For an ordinary Tuesday, this one was extraordinarily long. I had that quiet feeling inside...that full empty feeling that could lead you to a good cry in no time at all. Thankfully I didn't break down but I had my moments today. I find myself paralyzed at work and unable to do the most mundane of tasks. Truthfully, this is a state that I've found myself the majority of the year...present, but distracted by all the things occurring in the peripherals of my life. I ran out of body powder this morning, something I always use, and of course was forced to go down the baby aisle of the supermarket...I looked only in one direction, down where I knew it would be and veered out of the aisle midway where it splits and leads into the next section.  I get to the front of the store, pregnant lady, coming in, lady with a newborn, out in the parking lot lady about to burst she was so pregnant. Coincident?

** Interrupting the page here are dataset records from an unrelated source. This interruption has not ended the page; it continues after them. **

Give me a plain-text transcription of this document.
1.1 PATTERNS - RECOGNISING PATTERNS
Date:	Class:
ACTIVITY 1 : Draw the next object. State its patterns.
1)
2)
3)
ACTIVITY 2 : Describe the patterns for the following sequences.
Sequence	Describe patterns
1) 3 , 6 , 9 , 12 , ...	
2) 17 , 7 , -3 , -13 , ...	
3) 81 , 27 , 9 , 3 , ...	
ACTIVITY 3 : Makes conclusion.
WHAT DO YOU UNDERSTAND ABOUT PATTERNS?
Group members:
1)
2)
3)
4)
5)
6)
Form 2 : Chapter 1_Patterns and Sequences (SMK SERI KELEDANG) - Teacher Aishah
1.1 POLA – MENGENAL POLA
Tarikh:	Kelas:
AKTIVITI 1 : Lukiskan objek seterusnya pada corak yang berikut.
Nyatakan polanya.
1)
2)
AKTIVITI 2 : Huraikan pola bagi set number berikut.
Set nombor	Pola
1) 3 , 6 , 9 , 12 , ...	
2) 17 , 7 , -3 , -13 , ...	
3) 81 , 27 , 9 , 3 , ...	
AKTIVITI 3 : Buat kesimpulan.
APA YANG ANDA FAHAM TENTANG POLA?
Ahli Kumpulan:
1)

Yes, I'm not that lost that I don't know it only stands out because it's in the forefront of my mind. I bought some pregnancy tests while I was inside..I had initially planned to not test which is something I can do this time out...not excited...but then thought better of it...I go to the doctor on Friday which means she will call me on Friday while I'm at work...I can't be surprised while I'm at work nor do I want to break down while I'm there so I'll test on Thursday. I could cry this time out as it's just to close to the finale of my journey. I was talking to Kay today about how hard it was for me to close the chapter on the fairy tale of husband, house, child, 1.5 dogs et cetera and I had to just shake my head at the stupidity of that, of having that actually be an issue. Closing the chapter on this dream will be incomparably harder...just something that I can't even believe  I'm contemplating let alone actually doing. But I'll do one more and that's it...regardless of the cost as I'm unsure my insurance is footing this last IVF bill for me...I promised myself one more and I'll do it so I'll have no regrets but it's hard. And then there's that tiny, teeny tiny little voice of hope that maybe it took this time...maybe I got lucky and caught a break this time and I think, Please, please shut up voice, as you've spoken before and your words are just too painful in the end. These are my thoughts all day quiet in my head and heavy in my chest just killing me.